Measurements and modeling of glyoxal: Insights into rural photochemistry and secondary organic aerosol production

Glyoxal is important to atmospheric science as an indicator for oxidation chemistry and secondary organic aerosol formation. Global models indicate that the majority of glyoxal is biogenically derived, but few measurements of glyoxal are available in biogenically dominated regions. The Madison Laser-Induced Phosphorescence Instrument enables rapid measurements of glyoxal in such rural areas and facilitates new science with sensitive, selective, fast measurements of gas-phase glyoxal. We describe the development of this instrument and results from a deployment to a collaborative field campaign near Blodgett Forrest, CA.;A photochemical box model was developed to evaluate the sources and sinks of glyoxal at the site and validated using laboratory data leading to two findings: (1) prompt formation of glyoxal from the reaction of isoprene + OH in the presence of NO; (2) model over-prediction of higher–generation glyoxal from isoprene by a factor of at least eight. Inclusion of these processes will alter mode] predictions of glyoxal and secondary aerosol due to the dominance of isoprene among biogenic emissions.;A model incorporating these changes over-predicted glyoxal at the field site by a factor of 2 to 5. Vertical dilution, deposition, loss to aerosol, and transport were examined; no single process was able to reduce the over-prediction without introducing another problem such as incorrect diurnal profile.
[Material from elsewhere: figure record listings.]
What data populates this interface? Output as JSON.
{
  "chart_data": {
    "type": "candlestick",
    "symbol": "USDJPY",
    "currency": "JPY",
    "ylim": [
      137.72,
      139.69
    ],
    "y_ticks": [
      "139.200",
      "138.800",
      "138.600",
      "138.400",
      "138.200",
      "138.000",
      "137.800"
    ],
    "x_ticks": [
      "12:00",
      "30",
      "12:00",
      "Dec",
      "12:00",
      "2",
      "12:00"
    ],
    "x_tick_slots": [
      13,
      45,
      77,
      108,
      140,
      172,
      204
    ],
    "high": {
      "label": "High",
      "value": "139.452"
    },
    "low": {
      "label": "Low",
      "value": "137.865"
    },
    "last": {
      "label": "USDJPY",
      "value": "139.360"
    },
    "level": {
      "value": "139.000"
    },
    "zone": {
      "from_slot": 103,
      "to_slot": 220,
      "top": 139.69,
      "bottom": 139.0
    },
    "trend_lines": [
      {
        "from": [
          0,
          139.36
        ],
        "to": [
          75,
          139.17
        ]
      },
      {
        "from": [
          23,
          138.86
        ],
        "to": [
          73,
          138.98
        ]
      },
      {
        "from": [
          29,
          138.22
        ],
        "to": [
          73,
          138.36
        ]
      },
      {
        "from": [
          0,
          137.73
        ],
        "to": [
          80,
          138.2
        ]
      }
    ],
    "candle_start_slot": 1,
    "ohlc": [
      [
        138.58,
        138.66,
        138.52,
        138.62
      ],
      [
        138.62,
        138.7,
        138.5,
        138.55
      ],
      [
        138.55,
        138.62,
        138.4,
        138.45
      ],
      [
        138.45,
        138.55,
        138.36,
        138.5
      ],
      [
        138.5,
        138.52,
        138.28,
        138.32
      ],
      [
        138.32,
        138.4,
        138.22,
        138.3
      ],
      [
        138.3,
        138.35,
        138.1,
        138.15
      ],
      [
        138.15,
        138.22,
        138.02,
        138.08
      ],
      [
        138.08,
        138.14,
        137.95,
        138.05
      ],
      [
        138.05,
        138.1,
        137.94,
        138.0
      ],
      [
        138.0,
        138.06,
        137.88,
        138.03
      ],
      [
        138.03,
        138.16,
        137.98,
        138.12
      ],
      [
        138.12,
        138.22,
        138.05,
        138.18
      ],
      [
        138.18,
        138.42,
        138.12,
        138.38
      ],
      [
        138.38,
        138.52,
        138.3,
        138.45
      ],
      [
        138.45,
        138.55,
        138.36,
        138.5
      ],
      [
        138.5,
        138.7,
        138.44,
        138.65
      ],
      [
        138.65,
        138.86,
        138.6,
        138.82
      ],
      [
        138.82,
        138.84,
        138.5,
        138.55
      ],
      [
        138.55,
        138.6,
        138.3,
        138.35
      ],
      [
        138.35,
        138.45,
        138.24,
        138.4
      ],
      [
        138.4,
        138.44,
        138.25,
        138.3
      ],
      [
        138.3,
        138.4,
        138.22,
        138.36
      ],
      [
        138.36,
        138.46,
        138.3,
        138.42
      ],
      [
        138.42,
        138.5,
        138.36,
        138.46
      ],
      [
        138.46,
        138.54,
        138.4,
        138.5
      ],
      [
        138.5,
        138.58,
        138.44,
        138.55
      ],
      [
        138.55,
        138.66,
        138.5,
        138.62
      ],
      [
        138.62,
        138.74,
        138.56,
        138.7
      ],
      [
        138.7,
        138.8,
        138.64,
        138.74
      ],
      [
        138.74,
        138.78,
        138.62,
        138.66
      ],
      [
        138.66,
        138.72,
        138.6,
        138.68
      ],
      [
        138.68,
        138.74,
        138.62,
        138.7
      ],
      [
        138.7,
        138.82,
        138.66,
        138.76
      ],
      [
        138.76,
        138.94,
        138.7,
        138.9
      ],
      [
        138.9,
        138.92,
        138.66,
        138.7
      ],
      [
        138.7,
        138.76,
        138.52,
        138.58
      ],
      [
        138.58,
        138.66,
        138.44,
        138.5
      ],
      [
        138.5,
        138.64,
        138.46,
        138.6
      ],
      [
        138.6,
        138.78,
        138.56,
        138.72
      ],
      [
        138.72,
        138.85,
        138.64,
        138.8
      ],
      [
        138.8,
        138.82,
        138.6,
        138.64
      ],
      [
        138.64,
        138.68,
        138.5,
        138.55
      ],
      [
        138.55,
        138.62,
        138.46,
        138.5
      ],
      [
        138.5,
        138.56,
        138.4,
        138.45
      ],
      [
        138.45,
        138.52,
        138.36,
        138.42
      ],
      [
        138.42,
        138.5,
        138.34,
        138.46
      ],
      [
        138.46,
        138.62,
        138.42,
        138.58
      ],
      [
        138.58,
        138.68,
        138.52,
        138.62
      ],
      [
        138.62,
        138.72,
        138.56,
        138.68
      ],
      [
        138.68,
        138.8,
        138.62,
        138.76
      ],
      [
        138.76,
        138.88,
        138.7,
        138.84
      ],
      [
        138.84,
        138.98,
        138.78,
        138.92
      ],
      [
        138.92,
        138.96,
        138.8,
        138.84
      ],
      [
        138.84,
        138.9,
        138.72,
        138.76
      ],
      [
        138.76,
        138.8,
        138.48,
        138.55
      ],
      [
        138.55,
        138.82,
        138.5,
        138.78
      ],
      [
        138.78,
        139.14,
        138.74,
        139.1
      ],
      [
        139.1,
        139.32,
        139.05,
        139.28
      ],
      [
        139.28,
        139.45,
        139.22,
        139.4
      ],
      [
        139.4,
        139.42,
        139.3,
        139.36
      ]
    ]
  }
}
The ability of the box model to reproduce chamber but not ambient conditions suggests that the mechanistic representation of isoprene and 2–methyl–3–buten–2–ol (the dominant precursors of glyoxal at the site) should be examined in future studies with attention to the influence of the ratio of alkyl peroxy radical (RO2) to hydrogen dioxide radical (HO2).;Comparison of measurements to results from the Community Multiscale Air Quality model show that the model correctly predicts ozone at the site but fails to match crucial aspects of radical and higher–generation chemistry, leading to excess glyoxal. Current generation global and regional models may place undue emphasis on the formation of aerosol from glyoxal from biogenic precursors as a result of similar over–predictions. Improvements to model photochemistry are suggested, likely leading to changes in predicted ozone.